If the other Parties are unable to agree on a successor escrow agent or fail to appoint a successor escrow agent before the expiration of thirty days following the date of the notice of the Escrow Agent’s resignation or removal, the Escrow Agent may petition any court of competent jurisdiction for the appointment of a successor escrow agent or other appropriate relief.
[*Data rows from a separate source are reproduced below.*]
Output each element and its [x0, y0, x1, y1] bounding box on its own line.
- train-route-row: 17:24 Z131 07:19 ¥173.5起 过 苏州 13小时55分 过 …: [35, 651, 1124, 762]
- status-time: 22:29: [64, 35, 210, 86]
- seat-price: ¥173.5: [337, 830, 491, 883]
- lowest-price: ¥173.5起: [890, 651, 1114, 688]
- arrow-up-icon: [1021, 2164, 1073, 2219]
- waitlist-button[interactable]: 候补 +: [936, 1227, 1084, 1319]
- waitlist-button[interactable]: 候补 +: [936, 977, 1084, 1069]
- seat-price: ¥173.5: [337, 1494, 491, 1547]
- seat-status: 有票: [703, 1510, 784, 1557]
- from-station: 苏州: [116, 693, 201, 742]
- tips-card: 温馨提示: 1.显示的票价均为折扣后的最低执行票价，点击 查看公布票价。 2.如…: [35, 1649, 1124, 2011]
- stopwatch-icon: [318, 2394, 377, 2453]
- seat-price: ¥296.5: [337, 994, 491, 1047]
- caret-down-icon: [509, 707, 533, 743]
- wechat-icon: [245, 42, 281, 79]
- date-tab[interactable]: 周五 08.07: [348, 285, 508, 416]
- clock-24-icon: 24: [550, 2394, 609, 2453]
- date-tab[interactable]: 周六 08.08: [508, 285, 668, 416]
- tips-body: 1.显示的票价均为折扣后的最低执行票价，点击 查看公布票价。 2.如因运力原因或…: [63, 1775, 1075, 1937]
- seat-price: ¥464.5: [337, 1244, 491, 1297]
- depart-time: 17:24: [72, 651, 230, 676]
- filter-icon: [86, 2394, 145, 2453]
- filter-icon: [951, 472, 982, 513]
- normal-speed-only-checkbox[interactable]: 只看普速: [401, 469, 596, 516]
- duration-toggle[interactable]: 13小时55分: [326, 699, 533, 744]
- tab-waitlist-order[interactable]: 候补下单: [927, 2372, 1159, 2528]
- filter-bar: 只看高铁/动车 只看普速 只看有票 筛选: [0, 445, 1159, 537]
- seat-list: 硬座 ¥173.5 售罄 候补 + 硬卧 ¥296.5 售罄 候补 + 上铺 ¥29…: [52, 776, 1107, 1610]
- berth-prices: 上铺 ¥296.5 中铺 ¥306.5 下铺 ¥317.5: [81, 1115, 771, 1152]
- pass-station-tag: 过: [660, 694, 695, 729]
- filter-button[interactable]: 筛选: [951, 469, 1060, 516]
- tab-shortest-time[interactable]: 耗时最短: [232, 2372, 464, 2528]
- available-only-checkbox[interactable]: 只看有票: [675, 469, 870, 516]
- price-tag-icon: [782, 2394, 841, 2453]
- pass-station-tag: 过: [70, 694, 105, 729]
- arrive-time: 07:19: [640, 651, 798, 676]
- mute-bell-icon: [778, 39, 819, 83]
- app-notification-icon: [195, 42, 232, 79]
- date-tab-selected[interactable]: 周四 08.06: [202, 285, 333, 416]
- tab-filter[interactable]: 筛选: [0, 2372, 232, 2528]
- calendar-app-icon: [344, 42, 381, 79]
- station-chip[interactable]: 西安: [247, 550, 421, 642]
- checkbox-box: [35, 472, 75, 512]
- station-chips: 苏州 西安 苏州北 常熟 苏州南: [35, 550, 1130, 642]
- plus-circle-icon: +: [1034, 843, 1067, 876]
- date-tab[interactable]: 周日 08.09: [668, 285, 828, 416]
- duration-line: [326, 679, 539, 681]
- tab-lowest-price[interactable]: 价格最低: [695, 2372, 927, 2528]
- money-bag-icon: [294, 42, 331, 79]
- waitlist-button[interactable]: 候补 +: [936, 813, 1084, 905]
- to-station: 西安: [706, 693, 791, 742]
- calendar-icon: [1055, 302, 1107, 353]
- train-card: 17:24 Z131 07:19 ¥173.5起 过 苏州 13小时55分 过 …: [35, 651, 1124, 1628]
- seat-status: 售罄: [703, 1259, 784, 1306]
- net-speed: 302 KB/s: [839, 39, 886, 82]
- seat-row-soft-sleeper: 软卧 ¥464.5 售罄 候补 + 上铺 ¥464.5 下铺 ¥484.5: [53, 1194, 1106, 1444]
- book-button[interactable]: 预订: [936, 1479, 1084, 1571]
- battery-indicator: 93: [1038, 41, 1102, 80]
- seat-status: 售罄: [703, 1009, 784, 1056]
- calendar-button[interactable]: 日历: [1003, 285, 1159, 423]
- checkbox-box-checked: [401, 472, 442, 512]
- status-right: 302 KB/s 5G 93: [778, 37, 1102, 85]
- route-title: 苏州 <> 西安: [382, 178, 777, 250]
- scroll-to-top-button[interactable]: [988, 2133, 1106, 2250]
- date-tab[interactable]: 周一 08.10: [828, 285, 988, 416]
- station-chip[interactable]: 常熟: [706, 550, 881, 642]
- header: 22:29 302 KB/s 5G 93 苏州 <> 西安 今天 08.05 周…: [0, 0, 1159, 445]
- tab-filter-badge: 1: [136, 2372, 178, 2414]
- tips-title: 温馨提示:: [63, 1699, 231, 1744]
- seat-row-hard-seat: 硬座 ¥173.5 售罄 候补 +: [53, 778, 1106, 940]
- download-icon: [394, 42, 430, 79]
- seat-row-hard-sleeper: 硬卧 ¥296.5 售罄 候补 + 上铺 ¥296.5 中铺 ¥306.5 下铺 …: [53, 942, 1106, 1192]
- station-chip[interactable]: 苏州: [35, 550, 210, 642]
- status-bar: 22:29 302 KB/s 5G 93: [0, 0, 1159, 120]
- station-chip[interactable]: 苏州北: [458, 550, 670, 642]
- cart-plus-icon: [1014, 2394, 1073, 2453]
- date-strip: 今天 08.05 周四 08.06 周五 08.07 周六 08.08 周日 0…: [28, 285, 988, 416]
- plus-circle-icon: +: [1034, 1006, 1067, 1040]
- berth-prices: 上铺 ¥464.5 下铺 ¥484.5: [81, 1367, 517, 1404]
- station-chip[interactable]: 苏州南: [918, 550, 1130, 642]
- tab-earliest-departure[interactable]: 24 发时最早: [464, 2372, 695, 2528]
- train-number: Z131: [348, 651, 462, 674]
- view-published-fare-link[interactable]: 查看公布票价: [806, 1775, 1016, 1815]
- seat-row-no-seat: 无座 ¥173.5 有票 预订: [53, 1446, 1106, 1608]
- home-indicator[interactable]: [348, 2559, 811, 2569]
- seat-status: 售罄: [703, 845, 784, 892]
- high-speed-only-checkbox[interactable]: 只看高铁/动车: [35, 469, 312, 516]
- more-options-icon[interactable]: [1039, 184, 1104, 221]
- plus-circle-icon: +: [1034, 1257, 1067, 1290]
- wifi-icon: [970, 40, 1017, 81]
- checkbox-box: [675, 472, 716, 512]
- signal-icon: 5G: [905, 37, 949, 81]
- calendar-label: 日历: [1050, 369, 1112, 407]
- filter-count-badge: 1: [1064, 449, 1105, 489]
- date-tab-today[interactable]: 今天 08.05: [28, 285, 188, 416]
Any resulting appointment shall be binding on all of the Parties.
 
On acknowledgment by any successor escrow agent of the receipt of the then remaining balance of the Subscription Proceeds (and any interest earned while held by the Escrow Agent in the escrow account), the Escrow Agent shall be fully released and relieved of all duties, responsibilities, and obligations under this Agreement.
 
10. TERMINATION.
 
This Agreement shall terminate and the Escrow Agent shall have no further obligation with respect to this Agreement after the distribution of all Subscription Proceeds (and any interest earned while held by the Escrow Agent in the escrow account) as contemplated by this Agreement or on the written consent of all the Parties.
 
11. NOTICE.
 
Any notices or instructions, or both, shall be in writing and mailed by certified mail, by a nationally recognized overnight courier return receipt requested, or by fax (originals to be followed in the mail or by overnight courier).
 
If to the Escrow Agent:
 
Sloan Securities Corp.
James Ackerman, President
Two Executive Drive
Fort Lee, NJ 07024

If to Sun:

Sun Opportunity I, Inc.
Martin Chopp, CEO
1129 East 22 St.
Brooklyn, NY 11210

Any Party may designate any other address to which notices and instructions shall be sent by notice duly given in accordance with this Agreement.

 
 

 

12. MISCELLANEOUS.
 
(a)
This Agreement shall be governed by and construed in accordance with the internal laws of New Jersey without reference to conflicts of laws.
 
(b)
This Agreement shall be binding on and shall inure to the benefit of the undersigned and their respective successors and assigns.
 
(c)
This Agreement may be executed in multiple copies, each executed copy to serve as an original.
 
13. NO RECOMMENDATION
 
The Parties acknowledge the Escrow Agent is not making any recommendations with respect to the securities offered.
 
IN WITNESS WHEREOF, the Parties have executed this Agreement to be effective as of the day and year first above written.
 
SLOAN SECURITIES CORP.,
As Escrow Agent
 
By: _____________________
Name: ___________________
Title: ____________________


SUN OPPORTUNITY I INC.

By: _____________________
Name: ___________________
Title: ____________________

 
 

 
 
APPENDIX TO ESCROW AGREEMENT
COMPENSATION FOR SERVICES OF ESCROW AGENT
 
To be completed by Sloan Securities Corp.
 

 

 
 
EXTRAORDINARY SERVICES:
 
For any services other than those covered by the aforementioned, a special per hour charge will be made commensurate with the character of the service, time required and responsibility involved. Such services include but are not limited to excessive administrative time, attendance at closings, specialized reports, and record keeping, unusual certifications, etc.